Solution time then?! Using DLIB Deep learning CNN module, one can;

  • Use a model that is pre-trained using 3 million images to detect a face in an image.
  • Detect individual facial landmark in an image with single or many faces
  • Map an image of a human face to a 128-dimensional vector space where images of the same person are near to each other and images from different people are far apart

One important consideration before we start is that DLIB, in general, supposes that if two face descriptor vectors have a Euclidean distance between them that is less than 0.6 then they are the same person. In essence, this model, once presented with a pair of face images, will correctly identify whether the pair belongs to the same person or not 99.38% of the time. This is comparable with other state-of-the-art methods for face recognition on the market to date.
With that covered, let’s understand how we can implement DLIB to solve the business cases mentioned earlier.
To make it intuitive, we added two features;
Autopilot Mode: As a user, you make all images available to the application in a folder. The application will read images one by one and learn each new face. It will then copy the image in a folder based on the number of faces in that image. So an image with 5 faces will get copied to 5 different folders, considering one face for each folder. Every new face will get its own folder.
Point-n-shoot mode: As a user, you provide 2 folder paths. One in which you have all images stored and another in which have an image or images in subfolder or folders of a person or persons whose images you want to identify and sift.
To explain how this application works, here’s a flowchart;
Machine Learning
Proof…here’s a short clip to demo how this works.

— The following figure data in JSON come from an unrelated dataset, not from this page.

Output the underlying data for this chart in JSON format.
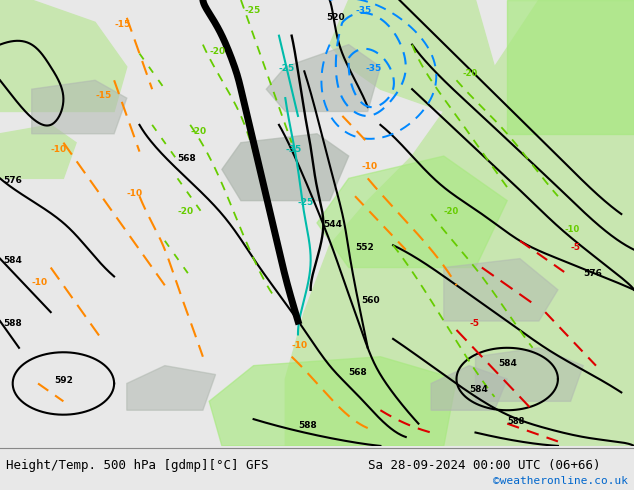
{
  "title_left": "Height/Temp. 500 hPa [gdmp][°C] GFS",
  "title_right": "Sa 28-09-2024 00:00 UTC (06+66)",
  "watermark": "©weatheronline.co.uk",
  "title_fontsize": 9,
  "watermark_color": "#0066cc",
  "title_color": "#000000",
  "figsize": [
    6.34,
    4.9
  ],
  "dpi": 100,
  "bg_land": "#c8e6b0",
  "bg_sea": "#d4dde8",
  "bg_grey": "#b0b8b0",
  "bg_green_bright": "#a8e880",
  "colors": {
    "black": "#000000",
    "green": "#66cc00",
    "orange": "#ff8800",
    "blue": "#0088ff",
    "cyan": "#00bbaa",
    "red": "#dd0000"
  }
}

This application can also be used to identify and gather objects. This can be very useful in eCommerce websites where instead of adding feature description over and over for an object that is either already sold or is a part of a catalog, once identified, the features can be copied over and only MSRP and shipping terms need to be added for a new seller of that item. This also helps in optimizing search results of goods sold online. To ensure users get relevant results using image recognition and flagging images incorrectly tagged, we can deliver a better user experience.
One challenge that we faced and overcame had to do with the size of the image itself. For just 20 to 30 images, it initially took about 2 to 3 hours to get results. Reducing the size of the image sped up performance by 2x to 3x with 1% less accuracy (which means it will miss very few images). So, before sending it over to processing, it’s important to consider resizing the image to an optimal level to get faster and accurate results.
There you have it. So now as you prepare for your next trip, know that a smart application has your back-once you are back.